Isabella and Dianora pressed closer together. Isabella put one arm around her young cousin, as if to protect her.

Don Pietro giggled.

“Want me to kill the rest of them, brother?” he said. “I'd not mind breaking Signora Cammilla's neck for her at all.”

“Not at the moment.” The grand duke held up his hand. He was still able to control his youngest brother. “Go and fetch a priest for that one. And speaking of priests, where is the cardinal? He returned from Rome to be at our father's bedside, and he is not here.”

“He is at the Pitti, praying with the Princess Giovanna,” Isabella said. The cardinal was their other living brother, Ferdinando de' Medici, who had been a prince of the church since the age of thirteen. “I should say, her highness the Grand Duchess Giovanna. In their piety, they are consoling each other.”

“I am sure they are.” Ferdinando, of course, was his heir until Giovanna managed to bear a son. One would think they would be bitter enemies, but they were not; Giovanna was so pious that Ferdinando's red hat dazzled her. “Signora Cammilla, dress yourself properly in your plainest dress. Your woman may help you.
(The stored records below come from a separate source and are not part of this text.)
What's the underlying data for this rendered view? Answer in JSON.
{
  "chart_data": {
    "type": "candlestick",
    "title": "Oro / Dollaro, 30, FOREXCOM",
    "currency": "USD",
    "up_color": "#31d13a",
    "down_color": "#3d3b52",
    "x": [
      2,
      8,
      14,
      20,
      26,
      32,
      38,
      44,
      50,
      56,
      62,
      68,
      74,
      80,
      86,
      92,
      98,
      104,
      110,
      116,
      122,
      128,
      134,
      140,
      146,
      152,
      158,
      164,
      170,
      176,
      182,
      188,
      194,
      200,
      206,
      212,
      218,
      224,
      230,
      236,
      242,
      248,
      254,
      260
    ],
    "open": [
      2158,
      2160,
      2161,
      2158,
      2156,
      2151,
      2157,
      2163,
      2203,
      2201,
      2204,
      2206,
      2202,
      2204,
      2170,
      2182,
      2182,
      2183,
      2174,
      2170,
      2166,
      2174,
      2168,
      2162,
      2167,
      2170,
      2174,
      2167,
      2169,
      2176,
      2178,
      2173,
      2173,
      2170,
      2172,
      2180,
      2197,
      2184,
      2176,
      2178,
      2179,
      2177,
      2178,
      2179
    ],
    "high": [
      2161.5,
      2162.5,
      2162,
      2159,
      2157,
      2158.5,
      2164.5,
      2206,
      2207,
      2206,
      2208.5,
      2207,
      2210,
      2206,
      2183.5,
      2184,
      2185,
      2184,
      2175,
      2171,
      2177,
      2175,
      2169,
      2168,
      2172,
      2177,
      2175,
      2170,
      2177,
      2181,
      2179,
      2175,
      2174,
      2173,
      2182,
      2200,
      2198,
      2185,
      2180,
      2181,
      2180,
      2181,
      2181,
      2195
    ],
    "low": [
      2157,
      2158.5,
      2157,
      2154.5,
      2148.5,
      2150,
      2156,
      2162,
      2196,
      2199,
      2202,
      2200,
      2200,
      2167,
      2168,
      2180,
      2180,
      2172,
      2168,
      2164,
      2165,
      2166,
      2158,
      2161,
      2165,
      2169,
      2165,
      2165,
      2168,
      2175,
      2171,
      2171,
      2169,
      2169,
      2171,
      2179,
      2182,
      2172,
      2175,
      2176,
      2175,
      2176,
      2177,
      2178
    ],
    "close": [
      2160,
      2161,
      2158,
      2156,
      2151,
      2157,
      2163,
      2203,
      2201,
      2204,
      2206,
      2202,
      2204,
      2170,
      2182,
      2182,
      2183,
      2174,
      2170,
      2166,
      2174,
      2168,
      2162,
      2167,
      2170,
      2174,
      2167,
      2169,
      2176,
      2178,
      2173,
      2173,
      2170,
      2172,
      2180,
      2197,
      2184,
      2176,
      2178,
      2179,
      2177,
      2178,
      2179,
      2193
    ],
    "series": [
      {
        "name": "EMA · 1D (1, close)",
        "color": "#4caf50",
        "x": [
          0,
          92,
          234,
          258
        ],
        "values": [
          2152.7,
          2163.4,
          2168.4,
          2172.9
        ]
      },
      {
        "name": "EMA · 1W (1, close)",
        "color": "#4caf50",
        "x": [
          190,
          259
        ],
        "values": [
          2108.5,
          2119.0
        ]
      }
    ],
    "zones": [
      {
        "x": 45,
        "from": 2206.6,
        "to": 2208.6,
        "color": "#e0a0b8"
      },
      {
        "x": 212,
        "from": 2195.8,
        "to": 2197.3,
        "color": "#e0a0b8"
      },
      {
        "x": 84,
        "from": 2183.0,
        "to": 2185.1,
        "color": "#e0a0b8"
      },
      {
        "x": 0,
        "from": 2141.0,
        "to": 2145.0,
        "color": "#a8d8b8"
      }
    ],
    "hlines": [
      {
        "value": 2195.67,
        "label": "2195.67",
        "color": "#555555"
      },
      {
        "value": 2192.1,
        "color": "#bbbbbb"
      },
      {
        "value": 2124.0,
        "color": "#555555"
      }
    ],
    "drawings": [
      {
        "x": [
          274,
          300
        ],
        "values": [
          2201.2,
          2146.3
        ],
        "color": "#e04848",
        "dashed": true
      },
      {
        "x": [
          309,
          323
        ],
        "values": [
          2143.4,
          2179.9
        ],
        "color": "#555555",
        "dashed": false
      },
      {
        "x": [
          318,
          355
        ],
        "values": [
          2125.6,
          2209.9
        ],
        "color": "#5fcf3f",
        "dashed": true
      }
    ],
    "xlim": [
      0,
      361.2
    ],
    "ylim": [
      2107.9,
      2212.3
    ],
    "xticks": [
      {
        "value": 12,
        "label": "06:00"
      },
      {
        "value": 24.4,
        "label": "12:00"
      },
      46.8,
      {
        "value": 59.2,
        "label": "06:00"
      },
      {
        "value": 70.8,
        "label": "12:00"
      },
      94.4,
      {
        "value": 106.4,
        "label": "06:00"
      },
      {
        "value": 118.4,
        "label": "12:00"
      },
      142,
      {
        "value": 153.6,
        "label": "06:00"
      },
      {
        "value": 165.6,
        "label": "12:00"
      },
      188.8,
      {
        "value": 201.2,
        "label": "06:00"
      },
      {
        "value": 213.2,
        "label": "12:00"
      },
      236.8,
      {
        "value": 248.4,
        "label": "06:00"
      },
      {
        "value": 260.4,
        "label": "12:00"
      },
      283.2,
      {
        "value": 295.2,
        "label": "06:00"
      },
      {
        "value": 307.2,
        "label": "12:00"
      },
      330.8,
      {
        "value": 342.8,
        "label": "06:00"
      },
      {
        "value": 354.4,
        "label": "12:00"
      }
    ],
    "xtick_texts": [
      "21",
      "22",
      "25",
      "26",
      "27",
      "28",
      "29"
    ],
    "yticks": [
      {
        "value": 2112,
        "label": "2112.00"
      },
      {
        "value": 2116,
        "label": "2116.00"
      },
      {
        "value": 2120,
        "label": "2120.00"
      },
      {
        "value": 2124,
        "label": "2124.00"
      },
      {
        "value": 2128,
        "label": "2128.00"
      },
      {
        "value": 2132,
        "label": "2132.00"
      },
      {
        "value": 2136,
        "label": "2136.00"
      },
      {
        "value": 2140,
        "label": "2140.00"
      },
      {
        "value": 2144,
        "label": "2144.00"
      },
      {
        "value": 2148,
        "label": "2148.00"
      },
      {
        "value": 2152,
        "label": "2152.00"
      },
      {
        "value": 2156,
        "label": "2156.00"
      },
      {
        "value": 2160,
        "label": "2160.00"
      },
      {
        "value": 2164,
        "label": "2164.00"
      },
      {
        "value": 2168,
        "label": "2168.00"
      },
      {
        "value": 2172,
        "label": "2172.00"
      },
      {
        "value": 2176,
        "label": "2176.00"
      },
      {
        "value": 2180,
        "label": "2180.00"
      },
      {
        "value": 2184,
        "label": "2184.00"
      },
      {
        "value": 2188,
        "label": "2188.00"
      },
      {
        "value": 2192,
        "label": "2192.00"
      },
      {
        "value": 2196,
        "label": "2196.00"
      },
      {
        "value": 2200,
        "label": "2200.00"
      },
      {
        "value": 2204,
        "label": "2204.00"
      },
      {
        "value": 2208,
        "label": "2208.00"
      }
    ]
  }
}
I have chosen a place for you to be secluded in your mourning.”

“I will not be secluded,” she said. There was a bright red mark across her face and a smudge of blood at the corner of her mouth, and her eyes showed white all the way around as they slewed from her stepson to the body of her waiting-woman and back. “I do not care what you call yourself, Francesco, prince or grand duke or master of the world. You are not my master and I will not obey you. This is my home and I will stay here for as long as I choose.”

“Signora, the Villa di Castello has belonged to the Medici since the days of Lorenzo il Magnifico. You may have made your home here while my father was alive, but you will do so no longer.”

“You think not?” Cammilla began to sob in a frenzy of anger and fear. “I have documents. Not only are the jewels mine, but the Villa di Castello as well. Get out! Get out, all of you! Leave me alone.”

The grand duke gestured to his guardsmen. They stepped forward and took Cammilla by her arms. The two ladies remaining, goggle-eyed with terror, did nothing.

“Take her to the Convent of the Santissima Annunziata,” the grand duke said. “As she does not choose to change, let her wear her night-gown—the nuns will soon strip her and dress her as a lay sister. She is to be locked in a cell and given nothing but bread and water.”